The one candidate who really impressed me in terms of delivering a message that is going to help the party win was John Kasich, because he talked about inclusion. He spoke about coming from a modest background. He talked about personally supporting marriage between a man and a woman, but that he went to a wedding of a gay friend and would love his children if they were gay. He said, "Once you have economic growth, it is important that we reach out to folks who live in the shadows. ... America is a miracle country, and we have to restore the sense that the American miracle will apply to you."

Kasich spoke like a compassionate conservative, which despite what some people might think, is not an oxymoron. For example, he defended the Ohio's controversial Medicaid expansion by saying that it benefited mentally ill prison inmates, getting them on medications to help reduce recidivism and offer them a chance for a decent life. While, it's early in the race, if there was a dark horse who broke out of the pack, it was Kasich.

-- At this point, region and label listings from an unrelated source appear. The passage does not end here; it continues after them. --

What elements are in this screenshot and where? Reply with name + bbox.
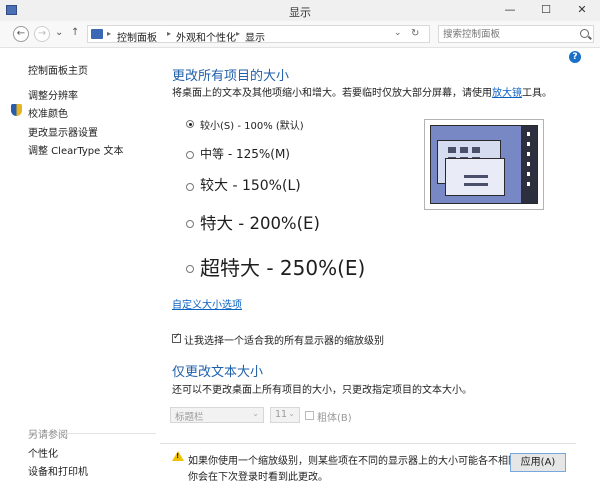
maximize-button[interactable]: ☐ (528, 0, 564, 21)
radio-medium[interactable] (186, 151, 194, 159)
per-display-scaling-label[interactable]: 让我选择一个适合我的所有显示器的缩放级别 (184, 332, 384, 347)
path-separator-icon: ▸ (107, 29, 112, 38)
item-select-value: 标题栏 (175, 412, 204, 423)
sidebar-item-resolution[interactable]: 调整分辨率 (28, 87, 78, 102)
refresh-icon[interactable]: ↻ (411, 28, 419, 39)
warning-icon-mark: ! (176, 452, 180, 460)
description-suffix: 工具。 (522, 88, 552, 99)
minimize-button[interactable]: — (492, 0, 528, 21)
font-size-value: 11 (275, 409, 288, 420)
option-label-medium[interactable]: 中等 - 125%(M) (200, 145, 290, 162)
radio-smaller[interactable] (186, 120, 194, 128)
bold-checkbox[interactable] (305, 411, 314, 420)
option-label-larger[interactable]: 较大 - 150%(L) (200, 175, 301, 195)
recent-locations-chevron-icon[interactable]: ⌄ (55, 27, 63, 38)
preview-screen (430, 125, 538, 204)
sidebar-item-personalization[interactable]: 个性化 (28, 445, 58, 460)
sidebar-home-link[interactable]: 控制面板主页 (28, 62, 88, 77)
search-input[interactable] (443, 27, 571, 41)
bold-label[interactable]: 粗体(B) (317, 409, 352, 424)
search-icon[interactable] (580, 29, 589, 38)
path-history-chevron-icon[interactable]: ⌄ (394, 28, 402, 38)
sidebar-item-devices-printers[interactable]: 设备和打印机 (28, 463, 88, 478)
warning-text-line1: 如果你使用一个缩放级别，则某些项在不同的显示器上的大小可能各不相同。 (188, 456, 528, 467)
magnifier-link[interactable]: 放大镜 (492, 88, 522, 99)
help-icon[interactable]: ? (569, 51, 581, 63)
apply-button[interactable]: 应用(A) (510, 453, 566, 472)
close-button[interactable]: ✕ (564, 0, 600, 21)
preview-window-front (445, 158, 505, 196)
radio-super-large[interactable] (186, 265, 194, 273)
option-label-super-large[interactable]: 超特大 - 250%(E) (200, 252, 365, 281)
bottom-divider (160, 443, 576, 444)
path-box[interactable]: ▸ 控制面板 ▸ 外观和个性化 ▸ 显示 ⌄ ↻ (87, 25, 430, 44)
shield-icon (11, 104, 22, 116)
description-text: 将桌面上的文本及其他项缩小和增大。若要临时仅放大部分屏幕，请使用 (172, 88, 492, 99)
control-panel-icon (91, 29, 103, 39)
preview-start-panel (521, 126, 537, 203)
forward-arrow-icon[interactable]: → (34, 26, 50, 42)
sidebar-item-display-settings[interactable]: 更改显示器设置 (28, 124, 98, 139)
back-arrow-icon[interactable]: ← (13, 26, 29, 42)
option-label-extra-large[interactable]: 特大 - 200%(E) (200, 210, 320, 234)
per-display-scaling-checkbox[interactable] (172, 332, 181, 343)
section-title-change-size: 更改所有项目的大小 (172, 69, 290, 84)
text-size-description: 还可以不更改桌面上所有项目的大小，只更改指定项目的文本大小。 (172, 385, 472, 396)
sidebar-item-cleartype[interactable]: 调整 ClearType 文本 (28, 142, 123, 157)
path-separator-icon: ▸ (167, 29, 172, 38)
chevron-down-icon: ⌄ (252, 409, 259, 418)
warning-text-line2: 你会在下次登录时看到此更改。 (188, 472, 328, 483)
up-arrow-icon[interactable]: ↑ (71, 27, 79, 38)
address-bar: ← → ⌄ ↑ ▸ 控制面板 ▸ 外观和个性化 ▸ 显示 ⌄ ↻ (0, 21, 600, 48)
see-also-divider (64, 433, 156, 434)
radio-larger[interactable] (186, 183, 194, 191)
scaling-preview-image (424, 119, 544, 210)
option-label-smaller[interactable]: 较小(S) - 100% (默认) (200, 117, 304, 132)
title-bar: 显示 — ☐ ✕ (0, 0, 600, 21)
path-separator-icon: ▸ (236, 29, 241, 38)
font-size-dropdown[interactable]: 11 ⌄ (270, 407, 300, 423)
search-box (438, 25, 594, 43)
see-also-heading: 另请参阅 (28, 430, 68, 441)
chevron-down-icon: ⌄ (288, 409, 295, 418)
section-title-text-size: 仅更改文本大小 (172, 365, 264, 380)
custom-size-options-link[interactable]: 自定义大小选项 (172, 296, 242, 311)
breadcrumb-appearance[interactable]: 外观和个性化 (176, 29, 236, 44)
section-description: 将桌面上的文本及其他项缩小和增大。若要临时仅放大部分屏幕，请使用放大镜工具。 (172, 84, 552, 99)
breadcrumb-display[interactable]: 显示 (245, 29, 265, 44)
sidebar-item-calibrate-color[interactable]: 校准颜色 (28, 105, 68, 120)
radio-extra-large[interactable] (186, 220, 194, 228)
breadcrumb-control-panel[interactable]: 控制面板 (117, 29, 157, 44)
item-select-dropdown[interactable]: 标题栏 ⌄ (170, 407, 264, 423)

Picking Cleveland was a good idea for the first debate because it's also the host of the 2016 Republican Convention. So the campaign starts and ends here, which added a subtle undertone to the debate; that things will come full circle in Cleveland. It's also a city that's undergone an incredible transformation. I hadn't been here in 38 years and I walked all around the town and was astonished by all the improvements and changes. And the Rock & Roll Hall of Fame is not to be missed; I just couldn't get enough of the extraordinary Beatles exhibit.

That's it from C-Town, where it was truly invigorating to be a part of this historic event. I just hope the good news is that when the GOP comes back here next July to nominate our presidential candidate, he's the kind of Practical Republican who will lead the party on the long and winding road back to the Oval Office.